AB Bakanı ve Başmüzakereci Egemen Bağış, dün Avrupa Parlamentosunda yayınlanan Türkiye raporuyla ilgili, "Türkiye karşıtı parlamenterlerin aşırı sayıda verdiği olumsuz önergelerle raporun dengesini bozmaya çalıştıklarına bir kez daha şahit olduk" dedi.

     İngiltere'nin başkenti Londra'da temaslarda bulunan Bağış, Intercontinental Otel'de basın toplantısı düzenledi.

     Avrupa Parlamentosunda dün yayınlan ve Dış İlişkiler Komisyonunda kabul edilen Türkiye raporunun Mart ayı sonunda genel kurula sunulacağını belirten Bağış, raporun 12 Ocak'taki birinci okumasında 416 önerge verildiğini hatırlattı. 416 önergenin, 6 tanesinin aynen verildiği şekliyle ikinci okuma sonrası dün Dış İlişkiler Komisyonunda kabul edildiğini kaydeden Bakan Bağış, şöyle konuştu:

     "Raporun toplam 31 maddesinde ise farklı değişiklik önergeleri birleştirilerek ortak bir metin üzerinde mutabık kalındı. Bu süreçte, Avrupa Parlamentosunun özellikle Türkiye karşıtı parlamenterlerin, aşırı sayıda verdiği olumsuz önergelerle raporun dengesini bozmaya çalıştıklarına bir kez daha şahit olduk.

     Her sene maalesef bu olayla karşılaşıyoruz. Farklı siyasi partiler birbirleriyle adeta at pazarlığı yaparcasına, siz bizim önergemize destek verin, biz sizin önergenize destek verelim anlayışı içerisinde bazen çok mantıksız, çok saçma bir takım önergelerin de bu raporlara girebildiğini görüyoruz."
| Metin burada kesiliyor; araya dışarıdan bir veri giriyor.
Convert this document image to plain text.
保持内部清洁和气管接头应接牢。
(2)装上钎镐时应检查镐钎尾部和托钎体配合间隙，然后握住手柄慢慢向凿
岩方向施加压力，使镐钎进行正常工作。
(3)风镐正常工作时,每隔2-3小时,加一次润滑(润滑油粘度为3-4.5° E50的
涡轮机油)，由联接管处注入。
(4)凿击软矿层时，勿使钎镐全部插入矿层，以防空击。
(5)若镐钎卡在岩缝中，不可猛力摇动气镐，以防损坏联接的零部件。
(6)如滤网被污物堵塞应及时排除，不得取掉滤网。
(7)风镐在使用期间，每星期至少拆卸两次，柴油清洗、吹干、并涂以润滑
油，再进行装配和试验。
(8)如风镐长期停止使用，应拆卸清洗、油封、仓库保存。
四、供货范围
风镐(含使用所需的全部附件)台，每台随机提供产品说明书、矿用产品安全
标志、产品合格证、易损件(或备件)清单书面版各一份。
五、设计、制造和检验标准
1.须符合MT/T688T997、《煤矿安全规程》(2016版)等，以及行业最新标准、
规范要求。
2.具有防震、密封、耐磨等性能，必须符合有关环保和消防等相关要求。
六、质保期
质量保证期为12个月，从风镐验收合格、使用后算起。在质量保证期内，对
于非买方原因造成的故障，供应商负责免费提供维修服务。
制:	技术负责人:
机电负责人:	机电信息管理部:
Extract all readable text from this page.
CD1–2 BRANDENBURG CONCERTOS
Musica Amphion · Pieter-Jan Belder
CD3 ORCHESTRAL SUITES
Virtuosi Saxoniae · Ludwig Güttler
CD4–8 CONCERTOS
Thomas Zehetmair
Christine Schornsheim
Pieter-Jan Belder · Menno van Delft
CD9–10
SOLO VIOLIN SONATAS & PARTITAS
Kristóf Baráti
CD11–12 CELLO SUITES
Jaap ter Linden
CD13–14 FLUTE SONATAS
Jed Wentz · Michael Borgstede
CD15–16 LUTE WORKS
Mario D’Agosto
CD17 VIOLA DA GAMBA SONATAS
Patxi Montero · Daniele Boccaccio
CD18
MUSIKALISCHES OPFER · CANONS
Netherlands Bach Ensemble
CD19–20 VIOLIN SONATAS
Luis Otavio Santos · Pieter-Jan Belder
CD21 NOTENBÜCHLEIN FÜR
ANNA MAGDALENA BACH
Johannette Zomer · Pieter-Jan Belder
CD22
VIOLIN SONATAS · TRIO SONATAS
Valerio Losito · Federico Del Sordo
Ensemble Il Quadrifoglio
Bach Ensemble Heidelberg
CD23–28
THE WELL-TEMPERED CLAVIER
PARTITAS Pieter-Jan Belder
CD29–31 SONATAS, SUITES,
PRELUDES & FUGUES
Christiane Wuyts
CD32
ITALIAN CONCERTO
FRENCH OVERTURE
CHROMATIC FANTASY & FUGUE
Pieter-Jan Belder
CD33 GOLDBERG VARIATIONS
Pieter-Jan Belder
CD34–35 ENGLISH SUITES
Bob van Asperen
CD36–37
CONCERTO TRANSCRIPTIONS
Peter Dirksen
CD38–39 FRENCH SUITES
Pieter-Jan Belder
     Bağış, özellikle Güney Kıbrıs Rum yönetimi temsilcilerinin, Türkiye'de son 10 yılda gerçekleştirilen reformları görmemezlikten gelerek, siyasi açıdan kritik konuları oyuncak haline getirmeye çalışmalarının bıkkınlık vermeye başladığını ifade etti.

   

     -"Oomen-Ruijten'e teşekkür göndermek istiyorum"-

   

     Bakan Bağış, "Avrupa Parlamentosu'nun Türkiye raporları katılım sürecine katkı sağlamak bir yana, Türkiye düşmanları ve karşıtlarının kinlerini kusmaya çalıştıkları bir belgeye dönüşmeye başladı. Buna rağmen raporun ana metnini kaleme alan Sayın Ria Oomen-Ruijten'e buradan teşekkürlerimi göndermek istiyorum. İlk defa kendisi, ana metinde, ilk taslağında, Türkiye'nin terör konusundaki hassasiyetlerini çok net vurgulayan ve AB üyesi ülkeleri, AB Komisyonunun Türkiye'nin terörle mücadelesine daha fazla destek vermesine çağıran cümlelere yer vermesi iyi niyetinin, samimiyetinin bir göstergesiydi" diye konuştu.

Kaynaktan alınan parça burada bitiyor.